NO. 91 Sun Coast Resources
G 127.7% R $697.8 million E 298
Sun Coast purchases petroleum products such as oil and lubricants from refineries and distributes them to customers ranging from convenience stores to construction companies. Kathy Lehne started the business in 1985 with $2,000; Sun Coast now distributes in 10 states.
NO. 92 City Fresh Foods
G 123.4% R $3 million E 32
Food is one of life's great pleasures, but you wouldn't know it from the stuff served in many schools and senior centers. For 12 years brothers Glynn and Sheldon Lloyd have been distributing well-prepared meals to seniors at home and in centers and to children in school and afterschool programs.
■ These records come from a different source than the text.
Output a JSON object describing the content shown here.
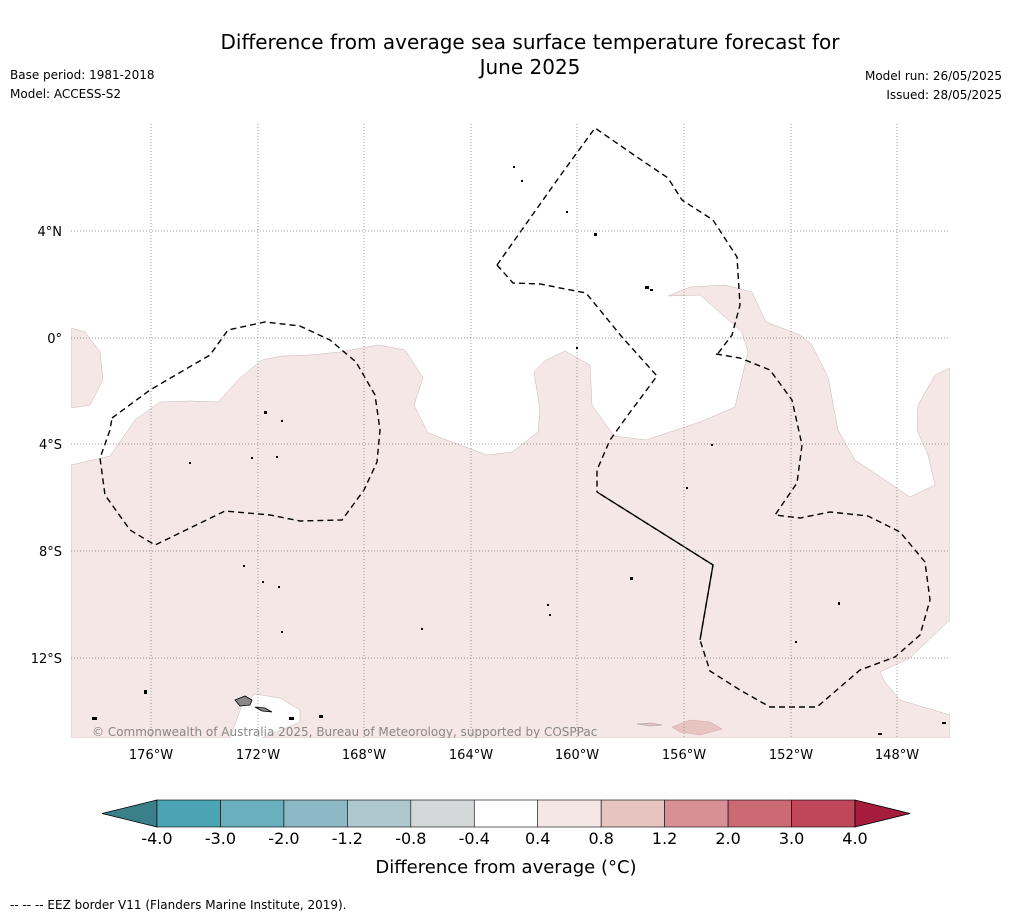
{
  "header": {
    "title_line1": "Difference from average sea surface temperature forecast for",
    "title_line2": "June 2025",
    "base_period": "Base period: 1981-2018",
    "model": "Model: ACCESS-S2",
    "model_run": "Model run: 26/05/2025",
    "issued": "Issued: 28/05/2025"
  },
  "map": {
    "copyright": "© Commonwealth of Australia 2025, Bureau of Meteorology, supported by COSPPac",
    "lat_labels": [
      "4°N",
      "0°",
      "4°S",
      "8°S",
      "12°S"
    ],
    "lon_labels": [
      "176°W",
      "172°W",
      "168°W",
      "164°W",
      "160°W",
      "156°W",
      "152°W",
      "148°W"
    ],
    "anomaly_fill_color": "#f4e7e6"
  },
  "colorbar": {
    "label": "Difference from average (°C)",
    "ticks": [
      "-4.0",
      "-3.0",
      "-2.0",
      "-1.2",
      "-0.8",
      "-0.4",
      "0.4",
      "0.8",
      "1.2",
      "2.0",
      "3.0",
      "4.0"
    ],
    "colors": [
      "#3b7f8a",
      "#4aa4b4",
      "#6aafbd",
      "#8db9c4",
      "#acc8ce",
      "#d5d8d9",
      "#ffffff",
      "#f4e7e6",
      "#e8c4c0",
      "#d98f96",
      "#cc6a74",
      "#c0465a",
      "#a61c3c"
    ]
  },
  "footer": {
    "legend": "--  --  -- EEZ border V11 (Flanders Marine Institute, 2019)."
  }
}
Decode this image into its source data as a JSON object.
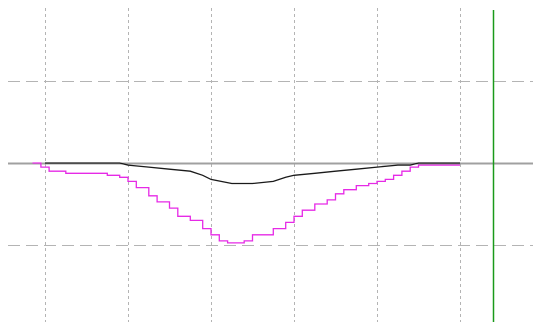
{
  "chart_data": {
    "type": "line",
    "title": "",
    "xlabel": "",
    "ylabel": "",
    "grid": true,
    "legend": "none",
    "xlim": [
      0,
      100
    ],
    "ylim": [
      -2,
      1.5
    ],
    "series": [
      {
        "color": "#1a1a1a",
        "step": false,
        "points": [
          [
            0,
            0
          ],
          [
            5,
            0
          ],
          [
            10,
            0
          ],
          [
            15,
            0
          ],
          [
            18,
            0
          ],
          [
            20,
            -0.05
          ],
          [
            25,
            -0.1
          ],
          [
            30,
            -0.15
          ],
          [
            35,
            -0.2
          ],
          [
            38,
            -0.3
          ],
          [
            40,
            -0.4
          ],
          [
            45,
            -0.5
          ],
          [
            50,
            -0.5
          ],
          [
            55,
            -0.45
          ],
          [
            58,
            -0.35
          ],
          [
            60,
            -0.3
          ],
          [
            65,
            -0.25
          ],
          [
            70,
            -0.2
          ],
          [
            75,
            -0.15
          ],
          [
            80,
            -0.1
          ],
          [
            85,
            -0.05
          ],
          [
            88,
            -0.05
          ],
          [
            90,
            0
          ],
          [
            95,
            0
          ],
          [
            100,
            0
          ]
        ]
      },
      {
        "color": "#e62ae6",
        "step": true,
        "points": [
          [
            -3,
            0
          ],
          [
            -1,
            -0.1
          ],
          [
            1,
            -0.2
          ],
          [
            5,
            -0.25
          ],
          [
            10,
            -0.25
          ],
          [
            15,
            -0.3
          ],
          [
            18,
            -0.35
          ],
          [
            20,
            -0.45
          ],
          [
            22,
            -0.6
          ],
          [
            25,
            -0.8
          ],
          [
            27,
            -0.95
          ],
          [
            30,
            -1.1
          ],
          [
            32,
            -1.3
          ],
          [
            35,
            -1.4
          ],
          [
            38,
            -1.6
          ],
          [
            40,
            -1.75
          ],
          [
            42,
            -1.9
          ],
          [
            44,
            -1.95
          ],
          [
            46,
            -1.95
          ],
          [
            48,
            -1.9
          ],
          [
            50,
            -1.75
          ],
          [
            52,
            -1.75
          ],
          [
            55,
            -1.6
          ],
          [
            58,
            -1.45
          ],
          [
            60,
            -1.3
          ],
          [
            62,
            -1.15
          ],
          [
            65,
            -1.0
          ],
          [
            68,
            -0.9
          ],
          [
            70,
            -0.75
          ],
          [
            72,
            -0.65
          ],
          [
            75,
            -0.55
          ],
          [
            78,
            -0.5
          ],
          [
            80,
            -0.45
          ],
          [
            82,
            -0.4
          ],
          [
            84,
            -0.3
          ],
          [
            86,
            -0.2
          ],
          [
            88,
            -0.1
          ],
          [
            90,
            -0.05
          ],
          [
            92,
            -0.05
          ],
          [
            95,
            -0.05
          ],
          [
            98,
            -0.05
          ],
          [
            100,
            -0.05
          ]
        ]
      }
    ],
    "cursor": {
      "x": 108,
      "color": "#1a9a1a"
    },
    "zero_line": {
      "y": 0,
      "color": "#a0a0a0"
    },
    "grid_style": {
      "major_color": "#b4b4b4"
    }
  }
}
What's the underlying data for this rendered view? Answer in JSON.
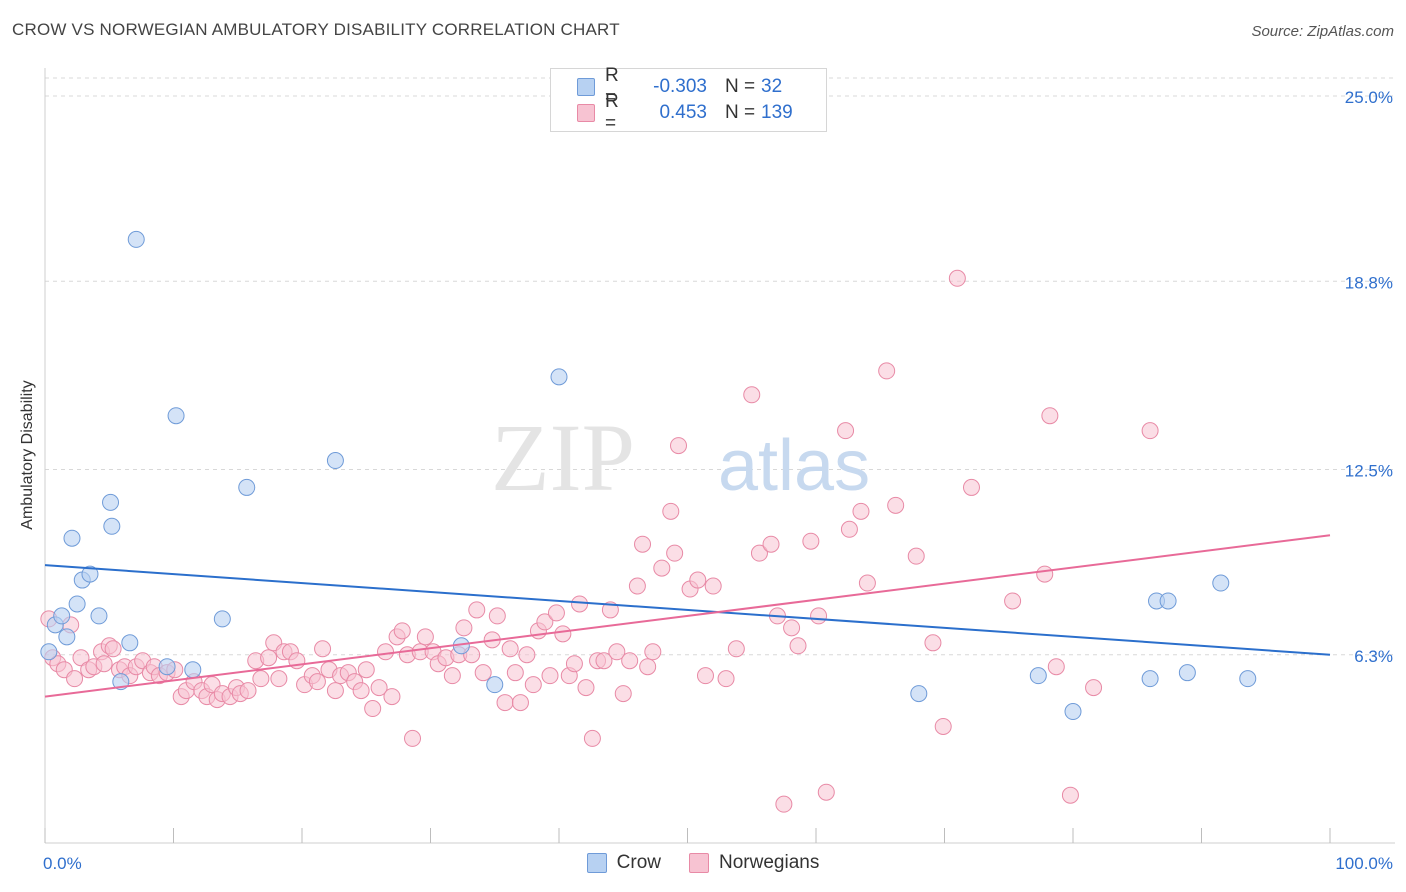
{
  "header": {
    "title": "CROW VS NORWEGIAN AMBULATORY DISABILITY CORRELATION CHART",
    "source": "Source: ZipAtlas.com"
  },
  "watermark": {
    "zip": "ZIP",
    "atlas": "atlas"
  },
  "legend": {
    "rows": [
      {
        "r_label": "R =",
        "r_value": "-0.303",
        "n_label": "N =",
        "n_value": "32"
      },
      {
        "r_label": "R =",
        "r_value": "0.453",
        "n_label": "N =",
        "n_value": "139"
      }
    ]
  },
  "bottom_legend": {
    "crow": "Crow",
    "norwegians": "Norwegians"
  },
  "colors": {
    "crow_fill": "#b7d1f2",
    "crow_stroke": "#6f9bd8",
    "crow_line": "#2b6fcc",
    "nor_fill": "#f7c3d2",
    "nor_stroke": "#e88aa6",
    "nor_line": "#e86a98",
    "tick_label": "#2f6fcd",
    "grid": "#d8d8d8"
  },
  "chart_data": {
    "type": "scatter",
    "title": "CROW VS NORWEGIAN AMBULATORY DISABILITY CORRELATION CHART",
    "xlabel": "",
    "ylabel": "Ambulatory Disability",
    "xlim": [
      0,
      100
    ],
    "ylim": [
      0,
      25.5
    ],
    "y_ticks": [
      6.3,
      12.5,
      18.8,
      25.0
    ],
    "y_tick_labels": [
      "6.3%",
      "12.5%",
      "18.8%",
      "25.0%"
    ],
    "x_tick_labels": [
      "0.0%",
      "100.0%"
    ],
    "x_minor_ticks": [
      0,
      10,
      20,
      30,
      40,
      50,
      60,
      70,
      80,
      90,
      100
    ],
    "grid": true,
    "legend_position": "top-center",
    "series": [
      {
        "name": "Crow",
        "trend": {
          "x": [
            0,
            100
          ],
          "y": [
            9.3,
            6.3
          ]
        },
        "points": [
          [
            0.3,
            6.4
          ],
          [
            0.8,
            7.3
          ],
          [
            1.3,
            7.6
          ],
          [
            1.7,
            6.9
          ],
          [
            2.1,
            10.2
          ],
          [
            2.5,
            8.0
          ],
          [
            2.9,
            8.8
          ],
          [
            3.5,
            9.0
          ],
          [
            4.2,
            7.6
          ],
          [
            5.1,
            11.4
          ],
          [
            5.2,
            10.6
          ],
          [
            5.9,
            5.4
          ],
          [
            6.6,
            6.7
          ],
          [
            7.1,
            20.2
          ],
          [
            9.5,
            5.9
          ],
          [
            10.2,
            14.3
          ],
          [
            11.5,
            5.8
          ],
          [
            13.8,
            7.5
          ],
          [
            15.7,
            11.9
          ],
          [
            22.6,
            12.8
          ],
          [
            32.4,
            6.6
          ],
          [
            35.0,
            5.3
          ],
          [
            40.0,
            15.6
          ],
          [
            68.0,
            5.0
          ],
          [
            77.3,
            5.6
          ],
          [
            80.0,
            4.4
          ],
          [
            86.0,
            5.5
          ],
          [
            86.5,
            8.1
          ],
          [
            87.4,
            8.1
          ],
          [
            88.9,
            5.7
          ],
          [
            91.5,
            8.7
          ],
          [
            93.6,
            5.5
          ]
        ]
      },
      {
        "name": "Norwegians",
        "trend": {
          "x": [
            0,
            100
          ],
          "y": [
            4.9,
            10.3
          ]
        },
        "points": [
          [
            0.3,
            7.5
          ],
          [
            0.6,
            6.2
          ],
          [
            1.0,
            6.0
          ],
          [
            1.5,
            5.8
          ],
          [
            2.0,
            7.3
          ],
          [
            2.3,
            5.5
          ],
          [
            2.8,
            6.2
          ],
          [
            3.4,
            5.8
          ],
          [
            3.8,
            5.9
          ],
          [
            4.4,
            6.4
          ],
          [
            4.6,
            6.0
          ],
          [
            5.0,
            6.6
          ],
          [
            5.3,
            6.5
          ],
          [
            5.8,
            5.8
          ],
          [
            6.2,
            5.9
          ],
          [
            6.6,
            5.6
          ],
          [
            7.1,
            5.9
          ],
          [
            7.6,
            6.1
          ],
          [
            8.2,
            5.7
          ],
          [
            8.5,
            5.9
          ],
          [
            8.9,
            5.6
          ],
          [
            9.5,
            5.7
          ],
          [
            10.1,
            5.8
          ],
          [
            10.6,
            4.9
          ],
          [
            11.0,
            5.1
          ],
          [
            11.6,
            5.4
          ],
          [
            12.2,
            5.1
          ],
          [
            12.6,
            4.9
          ],
          [
            13.0,
            5.3
          ],
          [
            13.4,
            4.8
          ],
          [
            13.8,
            5.0
          ],
          [
            14.4,
            4.9
          ],
          [
            14.9,
            5.2
          ],
          [
            15.2,
            5.0
          ],
          [
            15.8,
            5.1
          ],
          [
            16.4,
            6.1
          ],
          [
            16.8,
            5.5
          ],
          [
            17.4,
            6.2
          ],
          [
            17.8,
            6.7
          ],
          [
            18.2,
            5.5
          ],
          [
            18.6,
            6.4
          ],
          [
            19.1,
            6.4
          ],
          [
            19.6,
            6.1
          ],
          [
            20.2,
            5.3
          ],
          [
            20.8,
            5.6
          ],
          [
            21.2,
            5.4
          ],
          [
            21.6,
            6.5
          ],
          [
            22.1,
            5.8
          ],
          [
            22.6,
            5.1
          ],
          [
            23.0,
            5.6
          ],
          [
            23.6,
            5.7
          ],
          [
            24.1,
            5.4
          ],
          [
            24.6,
            5.1
          ],
          [
            25.0,
            5.8
          ],
          [
            25.5,
            4.5
          ],
          [
            26.0,
            5.2
          ],
          [
            26.5,
            6.4
          ],
          [
            27.0,
            4.9
          ],
          [
            27.4,
            6.9
          ],
          [
            27.8,
            7.1
          ],
          [
            28.2,
            6.3
          ],
          [
            28.6,
            3.5
          ],
          [
            29.2,
            6.4
          ],
          [
            29.6,
            6.9
          ],
          [
            30.2,
            6.4
          ],
          [
            30.6,
            6.0
          ],
          [
            31.2,
            6.2
          ],
          [
            31.7,
            5.6
          ],
          [
            32.2,
            6.3
          ],
          [
            32.6,
            7.2
          ],
          [
            33.2,
            6.3
          ],
          [
            33.6,
            7.8
          ],
          [
            34.1,
            5.7
          ],
          [
            34.8,
            6.8
          ],
          [
            35.2,
            7.6
          ],
          [
            35.8,
            4.7
          ],
          [
            36.2,
            6.5
          ],
          [
            36.6,
            5.7
          ],
          [
            37.0,
            4.7
          ],
          [
            37.5,
            6.3
          ],
          [
            38.0,
            5.3
          ],
          [
            38.4,
            7.1
          ],
          [
            38.9,
            7.4
          ],
          [
            39.3,
            5.6
          ],
          [
            39.8,
            7.7
          ],
          [
            40.3,
            7.0
          ],
          [
            40.8,
            5.6
          ],
          [
            41.2,
            6.0
          ],
          [
            41.6,
            8.0
          ],
          [
            42.1,
            5.2
          ],
          [
            42.6,
            3.5
          ],
          [
            43.0,
            6.1
          ],
          [
            43.5,
            6.1
          ],
          [
            44.0,
            7.8
          ],
          [
            44.5,
            6.4
          ],
          [
            45.0,
            5.0
          ],
          [
            45.5,
            6.1
          ],
          [
            46.1,
            8.6
          ],
          [
            46.5,
            10.0
          ],
          [
            46.9,
            5.9
          ],
          [
            47.3,
            6.4
          ],
          [
            48.0,
            9.2
          ],
          [
            48.7,
            11.1
          ],
          [
            49.0,
            9.7
          ],
          [
            49.3,
            13.3
          ],
          [
            50.2,
            8.5
          ],
          [
            50.8,
            8.8
          ],
          [
            51.4,
            5.6
          ],
          [
            52.0,
            8.6
          ],
          [
            53.0,
            5.5
          ],
          [
            53.8,
            6.5
          ],
          [
            55.0,
            15.0
          ],
          [
            55.6,
            9.7
          ],
          [
            56.5,
            10.0
          ],
          [
            57.0,
            7.6
          ],
          [
            57.5,
            1.3
          ],
          [
            58.1,
            7.2
          ],
          [
            58.6,
            6.6
          ],
          [
            59.6,
            10.1
          ],
          [
            60.2,
            7.6
          ],
          [
            60.8,
            1.7
          ],
          [
            62.3,
            13.8
          ],
          [
            62.6,
            10.5
          ],
          [
            63.5,
            11.1
          ],
          [
            64.0,
            8.7
          ],
          [
            65.5,
            15.8
          ],
          [
            66.2,
            11.3
          ],
          [
            67.8,
            9.6
          ],
          [
            69.1,
            6.7
          ],
          [
            69.9,
            3.9
          ],
          [
            71.0,
            18.9
          ],
          [
            72.1,
            11.9
          ],
          [
            75.3,
            8.1
          ],
          [
            77.8,
            9.0
          ],
          [
            78.2,
            14.3
          ],
          [
            78.7,
            5.9
          ],
          [
            79.8,
            1.6
          ],
          [
            81.6,
            5.2
          ],
          [
            86.0,
            13.8
          ]
        ]
      }
    ]
  }
}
City Fresh is a favorite of Boston's social venture capital community.
NO. 93 El Taller Colaborativo
G 123.1% R $10 million E 85
Alex Garcia is thinking big and broad. El Taller Colaborativo has shifted from a concentration in architecture and engineering, chiefly for government agencies, to a model that includes all aspects of real estate development and investment, with an emphasis on commercial clients. Garcia is having some staffers specially certified to work on environmentally friendly projects.
NO. 94 Flower City Health Care Service
G 120.4% R $4.6 million E 300
In the mid-'80s, Rick Thompson was a nurse at the same teaching hospital where he had been born and his mother had been a nurse. The institution, Thompson felt, was losing its focus on patients, and so he launched a company to provide home health care, with an emphasis on social services.
NO. 95 Original Juan Specialty Foods
G 118.5% R $3 million E 24
After bad experiences running a restaurant chain and working with venture capitalists, Joe Polo and a partner began manufacturing hot sauces and related products as Original Juan. The company targets restaurants, specialty food stores, and mainstream groceries. Its sauces hit the shelves of Kroger last fall.
NO. 96 Coakley-Tech
G 117.6% R $12.2 million E 130
The Coakleys have been entrepreneurs for more than a century: Coakley-Tech was born in 1999 out of the fulfillment division of the family moving company. Neil Coakley and his daughter Peggy, the company's CEO, offer a mix of warehousing and storage facilities with higher-tech services such as digital media and printing on demand. In 2002 they hired former Xerox and Gartner executive Chris Illman as president. Coakley-Tech recently completed its first acquisition.
NO. 97 Merrit Press
G 112.9% R $2.7 million E 24
By age 13, David Lauderback was working at his father's printing shop; a dozen years later he had a printing business of his own. Lauderback sees printing as a high-tech game, and so he has invested in heat-set presses and Web-press technology that allow the company to print larger volumes faster. To diversify, Lauderback is adding direct-mail services.
NO. 98 CFj Manufacturing
G 111.5% R $22.4 million E 120
In 1983, Sharon Evans, who was newly divorced, started CFj Manufacturing to support her three children. Now all three work alongside her in a company that produces everything from jewelry to shirts to custom chocolates for employee reward programs.
NO. 99 Selrico Services
G 110.9% R $41.2 million E 1,396
Selrico often turns up in the thick of things. Recently the company has helped the Red Cross house hurricane evacuees, opened the largest mess hall in Iraq, and deployed workers to Pakistan to assist NATO with quake relief. The company provides everything from construction to recycling services.
NO. 100 Brightside Academy
G 109% R $27.7 million E 742
This is Brightside's sixth appearance on the IC 100, but the company, one of the largest providers of subsidized daycare in Pennsylvania, has had its travails--the story includes rapid expansion and humbling contraction. The company emerged from bankruptcy in 2005 and now operates 38 schools. And the drama continues: Brightside faces new competition from its founders, who recently launched a childcare chain in Pittsburgh.